The station's centenary was celebrated in October 2006 and in September 2010 the station foyer was completely reworked to allow a larger ticket office and for electronic ticket barriers to be put in. These are now operational. Further work was completed in 2012 giving disabled access to the London-bound platform only and also adding an area for the parking of bicycles.

==Connections==
The London Bus Route 154 serves the station; connects the area with Carshalton-on-the-Hill, South Beddington, St Helier Hospital, and Morden.

==Local attractions close to the station==
There are two lavender fields within walking distance of the station. One is at Oaks Way, on the Stanley Park Allotments and is run as a not-for-profit community project; set up from the European funded BioRegional development fund.

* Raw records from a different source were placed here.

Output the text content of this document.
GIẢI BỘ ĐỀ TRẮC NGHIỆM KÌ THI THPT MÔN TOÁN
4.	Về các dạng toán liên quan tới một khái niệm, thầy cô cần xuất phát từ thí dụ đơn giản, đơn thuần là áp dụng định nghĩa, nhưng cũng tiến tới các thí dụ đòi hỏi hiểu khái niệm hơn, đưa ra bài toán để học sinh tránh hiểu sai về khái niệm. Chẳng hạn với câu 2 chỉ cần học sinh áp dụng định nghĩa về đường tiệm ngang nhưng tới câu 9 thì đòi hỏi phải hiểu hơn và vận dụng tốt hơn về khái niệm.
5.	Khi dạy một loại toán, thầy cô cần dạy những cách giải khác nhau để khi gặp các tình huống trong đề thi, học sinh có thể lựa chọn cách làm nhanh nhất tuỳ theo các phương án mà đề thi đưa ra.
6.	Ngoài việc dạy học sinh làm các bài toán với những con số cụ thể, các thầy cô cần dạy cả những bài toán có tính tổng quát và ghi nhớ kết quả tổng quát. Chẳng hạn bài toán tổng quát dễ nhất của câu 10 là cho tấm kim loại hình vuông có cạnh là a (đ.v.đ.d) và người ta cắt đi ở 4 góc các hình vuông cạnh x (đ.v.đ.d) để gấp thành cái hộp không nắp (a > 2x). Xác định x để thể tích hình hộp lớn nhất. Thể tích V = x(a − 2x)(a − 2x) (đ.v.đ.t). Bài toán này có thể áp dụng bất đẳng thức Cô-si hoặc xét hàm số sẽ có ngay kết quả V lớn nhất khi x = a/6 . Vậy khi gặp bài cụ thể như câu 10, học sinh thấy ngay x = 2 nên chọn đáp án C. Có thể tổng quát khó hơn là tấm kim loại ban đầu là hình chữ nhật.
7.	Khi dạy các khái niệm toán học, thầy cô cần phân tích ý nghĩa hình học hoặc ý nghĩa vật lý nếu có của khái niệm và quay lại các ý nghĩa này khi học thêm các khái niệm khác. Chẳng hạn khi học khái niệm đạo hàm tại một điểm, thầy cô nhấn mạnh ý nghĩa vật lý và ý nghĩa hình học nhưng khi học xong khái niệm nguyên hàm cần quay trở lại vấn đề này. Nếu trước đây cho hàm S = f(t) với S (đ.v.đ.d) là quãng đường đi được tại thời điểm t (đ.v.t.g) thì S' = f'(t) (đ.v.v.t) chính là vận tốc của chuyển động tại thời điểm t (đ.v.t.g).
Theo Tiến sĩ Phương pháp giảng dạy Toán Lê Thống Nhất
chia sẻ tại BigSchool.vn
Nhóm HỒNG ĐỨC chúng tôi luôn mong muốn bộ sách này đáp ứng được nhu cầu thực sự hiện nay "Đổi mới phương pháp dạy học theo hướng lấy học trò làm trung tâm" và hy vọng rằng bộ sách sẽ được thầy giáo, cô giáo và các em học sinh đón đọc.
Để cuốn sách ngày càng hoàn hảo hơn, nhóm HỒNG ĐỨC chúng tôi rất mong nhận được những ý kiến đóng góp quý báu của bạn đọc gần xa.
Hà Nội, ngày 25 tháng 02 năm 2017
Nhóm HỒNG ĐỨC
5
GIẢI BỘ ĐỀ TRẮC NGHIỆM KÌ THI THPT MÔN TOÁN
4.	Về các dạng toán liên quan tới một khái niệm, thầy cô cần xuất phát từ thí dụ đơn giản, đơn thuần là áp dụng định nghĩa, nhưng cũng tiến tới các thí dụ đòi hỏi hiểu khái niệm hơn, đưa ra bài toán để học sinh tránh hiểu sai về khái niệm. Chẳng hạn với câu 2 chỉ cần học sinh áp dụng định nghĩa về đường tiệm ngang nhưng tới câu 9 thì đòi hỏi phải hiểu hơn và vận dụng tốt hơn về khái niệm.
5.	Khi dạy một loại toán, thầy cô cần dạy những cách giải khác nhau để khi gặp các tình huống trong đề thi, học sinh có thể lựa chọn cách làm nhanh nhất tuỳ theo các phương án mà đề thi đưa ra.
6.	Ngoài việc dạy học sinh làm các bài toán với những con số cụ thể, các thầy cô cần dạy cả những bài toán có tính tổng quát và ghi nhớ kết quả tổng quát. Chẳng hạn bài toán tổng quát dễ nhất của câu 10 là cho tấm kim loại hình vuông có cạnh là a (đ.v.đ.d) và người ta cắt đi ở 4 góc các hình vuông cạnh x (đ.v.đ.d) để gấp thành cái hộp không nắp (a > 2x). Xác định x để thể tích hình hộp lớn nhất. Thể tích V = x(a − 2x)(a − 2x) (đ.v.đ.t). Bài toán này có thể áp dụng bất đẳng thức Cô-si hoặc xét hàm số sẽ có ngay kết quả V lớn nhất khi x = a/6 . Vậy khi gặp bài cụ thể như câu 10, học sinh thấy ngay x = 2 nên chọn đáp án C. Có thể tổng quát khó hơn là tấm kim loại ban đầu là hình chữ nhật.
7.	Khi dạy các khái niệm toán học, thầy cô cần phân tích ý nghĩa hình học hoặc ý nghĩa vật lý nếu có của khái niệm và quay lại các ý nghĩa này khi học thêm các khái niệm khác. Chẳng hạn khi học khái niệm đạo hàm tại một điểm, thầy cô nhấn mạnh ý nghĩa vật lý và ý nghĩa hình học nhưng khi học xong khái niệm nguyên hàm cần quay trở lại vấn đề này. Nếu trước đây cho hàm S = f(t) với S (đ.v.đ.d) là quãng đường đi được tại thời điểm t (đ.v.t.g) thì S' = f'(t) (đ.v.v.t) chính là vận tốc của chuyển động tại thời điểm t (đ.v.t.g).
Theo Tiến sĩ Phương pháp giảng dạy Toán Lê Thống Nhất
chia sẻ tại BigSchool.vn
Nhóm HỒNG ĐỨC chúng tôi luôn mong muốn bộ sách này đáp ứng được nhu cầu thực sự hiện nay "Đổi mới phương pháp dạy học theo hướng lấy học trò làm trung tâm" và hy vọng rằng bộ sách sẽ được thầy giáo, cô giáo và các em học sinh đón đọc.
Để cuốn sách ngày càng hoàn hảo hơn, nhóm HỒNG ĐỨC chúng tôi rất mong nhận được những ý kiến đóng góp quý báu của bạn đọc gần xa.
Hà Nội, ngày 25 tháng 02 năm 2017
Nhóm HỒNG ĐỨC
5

The Mayfield Lavender Field is situated near Oaks Park and is just over a mile walk from the station. This is a 25-acre commercial site in Croydon Lane and, due to its size, is popular for photography and overseas visitors.

The Oaks Park is situated less than a mile walk along Beeches Avenue and Woodmansterne Road.

There are various walking paths 10–15 minutes walk from the station along Woodmansterne Road – Sutton Countryside Walk and the London Loop (section 5 and 6). Also, national cycle route 20 passes the station.

Little Holland House is located less than a five-minute walk from the station. Situated on Beeches Avenue, the house is an example of the local Arts and Crafts movement in the early 20th century.